Les aventures d'Andrew Singleton, mélangeant érudition historique (le Londres, le Paris, la Vienne des années 1930, comme si vous y étiez) et érudition bibliophilique, se placent dans ce courant, qui est en passe de devenir dominant dans la littérature anglophone, de romans qui se réfèrent à la fois à des personnages historiques et à un certain canon littéraire (dans le cas de Bourland, Stevenson, Bram Stoker, Conan Doyle pour le domaine anglo-saxon ; une littérature du rêve et du fantasme, qui passe par Le Comte de Gabalis, Aurélia de Nerval et qui finit chez les surréalistes, pour le domaine français). Un tel mouvement est facilité par des technologies comme le DVD ou l’internet, qui font de nous tous des archivistes, et il semble qu’on ait donc atteint une « fin de l’histoire », au moins dans les domaines de la fiction.

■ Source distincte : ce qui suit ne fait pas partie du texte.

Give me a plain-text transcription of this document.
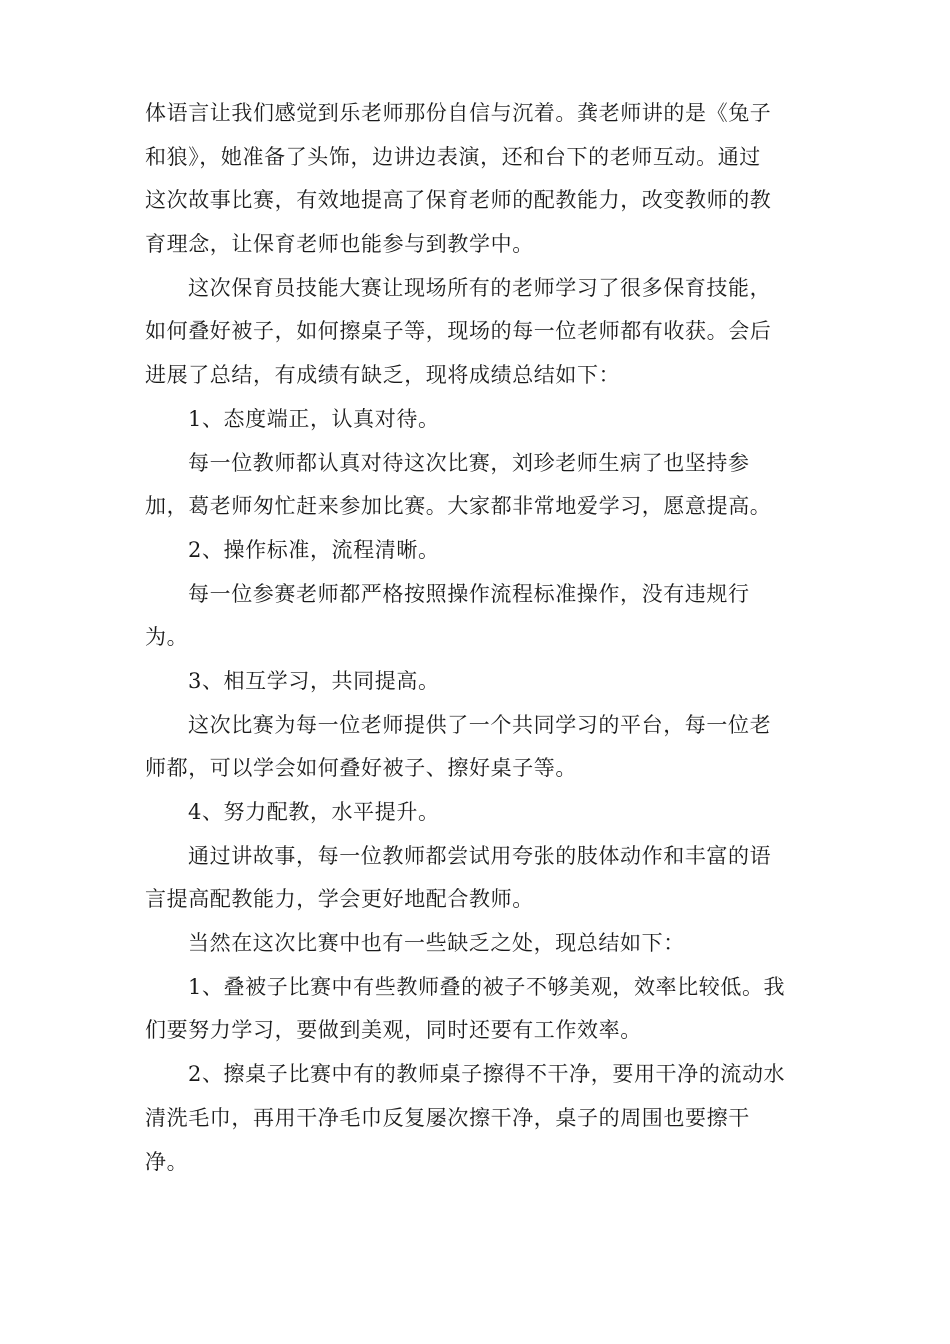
体语言让我们感觉到乐老师那份自信与沉着。龚老师讲的是《兔子
和狼》，她准备了头饰，边讲边表演，还和台下的老师互动。通过
这次故事比赛，有效地提高了保育老师的配教能力，改变教师的教
育理念，让保育老师也能参与到教学中。
这次保育员技能大赛让现场所有的老师学习了很多保育技能，
如何叠好被子，如何擦桌子等，现场的每一位老师都有收获。会后
进展了总结，有成绩有缺乏，现将成绩总结如下：
1、态度端正，认真对待。
每一位教师都认真对待这次比赛，刘珍老师生病了也坚持参
加，葛老师匆忙赶来参加比赛。大家都非常地爱学习，愿意提高。
2、操作标准，流程清晰。
每一位参赛老师都严格按照操作流程标准操作，没有违规行
为。
3、相互学习，共同提高。
这次比赛为每一位老师提供了一个共同学习的平台，每一位老
师都，可以学会如何叠好被子、擦好桌子等。
4、努力配教，水平提升。
通过讲故事，每一位教师都尝试用夸张的肢体动作和丰富的语
言提高配教能力，学会更好地配合教师。
当然在这次比赛中也有一些缺乏之处，现总结如下：
1、叠被子比赛中有些教师叠的被子不够美观，效率比较低。我
们要努力学习，要做到美观，同时还要有工作效率。
2、擦桌子比赛中有的教师桌子擦得不干净，要用干净的流动水
清洗毛巾，再用干净毛巾反复屡次擦干净，桌子的周围也要擦干
净。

Il est tout à fait caractéristique qu'Andrew Singleton et James Trelawney, entre deux filatures, aillent au cinéma, et qu'ils y voient des films de Fritz Lang. On est ici dans le premier fantasme de l'érudit, qui est d'emprunter une machine à remonter le temps pour faire en chair et en os le voyage qu'il fait métaphoriquement lorsqu'il visionne une vieille pellicule.

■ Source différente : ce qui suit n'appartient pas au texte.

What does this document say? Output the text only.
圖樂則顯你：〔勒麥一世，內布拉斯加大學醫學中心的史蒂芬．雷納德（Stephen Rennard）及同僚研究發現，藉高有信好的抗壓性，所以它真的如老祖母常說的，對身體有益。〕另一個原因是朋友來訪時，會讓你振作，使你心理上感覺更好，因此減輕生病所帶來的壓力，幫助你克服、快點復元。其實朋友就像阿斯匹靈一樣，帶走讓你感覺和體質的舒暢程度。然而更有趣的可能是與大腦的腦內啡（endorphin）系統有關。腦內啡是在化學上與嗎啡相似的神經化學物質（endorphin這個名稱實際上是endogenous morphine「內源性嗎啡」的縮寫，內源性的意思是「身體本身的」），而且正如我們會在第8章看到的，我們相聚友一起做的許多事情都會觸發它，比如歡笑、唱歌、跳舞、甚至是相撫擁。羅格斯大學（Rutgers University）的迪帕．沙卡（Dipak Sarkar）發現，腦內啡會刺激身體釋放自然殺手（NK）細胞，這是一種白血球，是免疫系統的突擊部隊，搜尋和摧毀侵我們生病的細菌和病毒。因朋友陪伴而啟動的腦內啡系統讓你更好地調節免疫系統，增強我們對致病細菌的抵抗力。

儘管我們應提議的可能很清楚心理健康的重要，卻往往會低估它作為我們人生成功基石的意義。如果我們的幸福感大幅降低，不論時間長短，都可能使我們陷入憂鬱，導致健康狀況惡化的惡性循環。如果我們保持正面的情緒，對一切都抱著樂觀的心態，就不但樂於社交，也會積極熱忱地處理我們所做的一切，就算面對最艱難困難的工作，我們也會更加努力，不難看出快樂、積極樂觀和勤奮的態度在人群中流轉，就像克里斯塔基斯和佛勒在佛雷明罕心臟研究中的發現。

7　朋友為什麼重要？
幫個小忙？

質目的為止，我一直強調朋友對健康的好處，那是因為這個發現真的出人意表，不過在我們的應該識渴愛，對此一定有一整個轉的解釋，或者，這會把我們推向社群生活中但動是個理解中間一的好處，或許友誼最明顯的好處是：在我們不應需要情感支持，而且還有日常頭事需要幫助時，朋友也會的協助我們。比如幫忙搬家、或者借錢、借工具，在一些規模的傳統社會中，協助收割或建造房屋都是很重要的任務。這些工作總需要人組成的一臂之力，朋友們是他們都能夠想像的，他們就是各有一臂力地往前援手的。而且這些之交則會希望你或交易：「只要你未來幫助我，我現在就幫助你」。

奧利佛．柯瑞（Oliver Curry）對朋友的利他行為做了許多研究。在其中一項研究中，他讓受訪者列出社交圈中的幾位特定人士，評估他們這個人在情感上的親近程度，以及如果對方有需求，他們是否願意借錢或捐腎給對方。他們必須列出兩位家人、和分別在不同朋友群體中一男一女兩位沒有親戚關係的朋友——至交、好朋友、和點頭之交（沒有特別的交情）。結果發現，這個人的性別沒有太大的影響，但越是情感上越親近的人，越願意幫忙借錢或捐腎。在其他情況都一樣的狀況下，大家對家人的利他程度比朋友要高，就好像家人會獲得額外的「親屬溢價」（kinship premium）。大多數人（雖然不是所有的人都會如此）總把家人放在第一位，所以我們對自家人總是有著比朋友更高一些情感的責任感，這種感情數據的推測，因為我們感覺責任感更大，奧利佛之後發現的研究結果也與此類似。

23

Mais la littérature dans laquelle s'illustre Fabrice Bourland témoigne aussi d’une tentative d’établir dans ses droits un mythe moderne, au sens d’un répertoire commun de récits dans lesquels il est possible de puiser, à des fins à la fois narratives, allégoriques et heuristiques. Ainsi, l'idée que les personnages de fiction sont énergisés par l'adhésion des lecteurs à la fiction, (la fameuse « willing suspension of disbelief » de Coleridge) fonctionne à la fois au niveau de l'intrigue (l'idée qu'un monstre est animée par « l'énergie psychique » est canonique dans ce type de littérature) et comme allégorie de la fiction elle-même.

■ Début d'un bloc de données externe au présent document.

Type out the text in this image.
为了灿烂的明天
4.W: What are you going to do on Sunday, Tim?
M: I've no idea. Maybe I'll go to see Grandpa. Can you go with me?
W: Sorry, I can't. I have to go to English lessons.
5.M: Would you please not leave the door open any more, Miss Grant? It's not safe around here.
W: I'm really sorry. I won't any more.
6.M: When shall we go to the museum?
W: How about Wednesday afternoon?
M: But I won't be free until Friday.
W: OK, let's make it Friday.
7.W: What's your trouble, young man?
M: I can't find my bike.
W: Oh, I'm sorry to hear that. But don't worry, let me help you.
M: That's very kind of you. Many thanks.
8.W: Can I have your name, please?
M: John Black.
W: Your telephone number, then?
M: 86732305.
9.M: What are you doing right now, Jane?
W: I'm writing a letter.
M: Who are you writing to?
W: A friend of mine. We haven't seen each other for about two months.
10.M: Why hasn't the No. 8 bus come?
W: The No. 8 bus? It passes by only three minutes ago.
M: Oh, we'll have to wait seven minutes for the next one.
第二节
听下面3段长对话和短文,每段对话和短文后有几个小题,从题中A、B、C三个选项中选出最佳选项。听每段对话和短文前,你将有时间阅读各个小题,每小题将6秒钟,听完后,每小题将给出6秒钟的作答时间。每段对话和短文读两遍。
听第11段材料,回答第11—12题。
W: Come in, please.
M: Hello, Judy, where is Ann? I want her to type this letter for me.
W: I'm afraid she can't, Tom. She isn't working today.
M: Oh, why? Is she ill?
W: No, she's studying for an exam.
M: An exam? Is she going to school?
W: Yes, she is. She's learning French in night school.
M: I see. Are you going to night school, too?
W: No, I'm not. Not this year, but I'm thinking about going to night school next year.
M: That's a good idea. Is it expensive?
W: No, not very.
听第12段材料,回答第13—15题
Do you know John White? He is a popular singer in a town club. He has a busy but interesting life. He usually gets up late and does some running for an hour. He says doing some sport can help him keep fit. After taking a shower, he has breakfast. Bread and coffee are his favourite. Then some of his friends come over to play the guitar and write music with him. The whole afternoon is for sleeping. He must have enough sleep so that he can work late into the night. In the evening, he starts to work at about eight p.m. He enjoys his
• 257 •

Notons pour finir que, pour faciliter et prolonger le jeu de l'érudition, l'auteur a la bonne idée de proposer des « notes de l'éditeur » identifiant les références littéraires. Il se fend aussi d'une postface dans le premier volume pour nous dire ce qui est vrai et ce qui ne l'est pas. La photographie posthume de Conan Doyle obtenue dans une séance de spiritisme canadienne existe dans le monde réel, mais Conan Doyle n'a pas transmis par écriture automatique la phrase : « Le pensionnaire est sorti de sa boîte. Il faut absolument qu'il y retourne ! », qui appartient, elle, au monde de la fiction.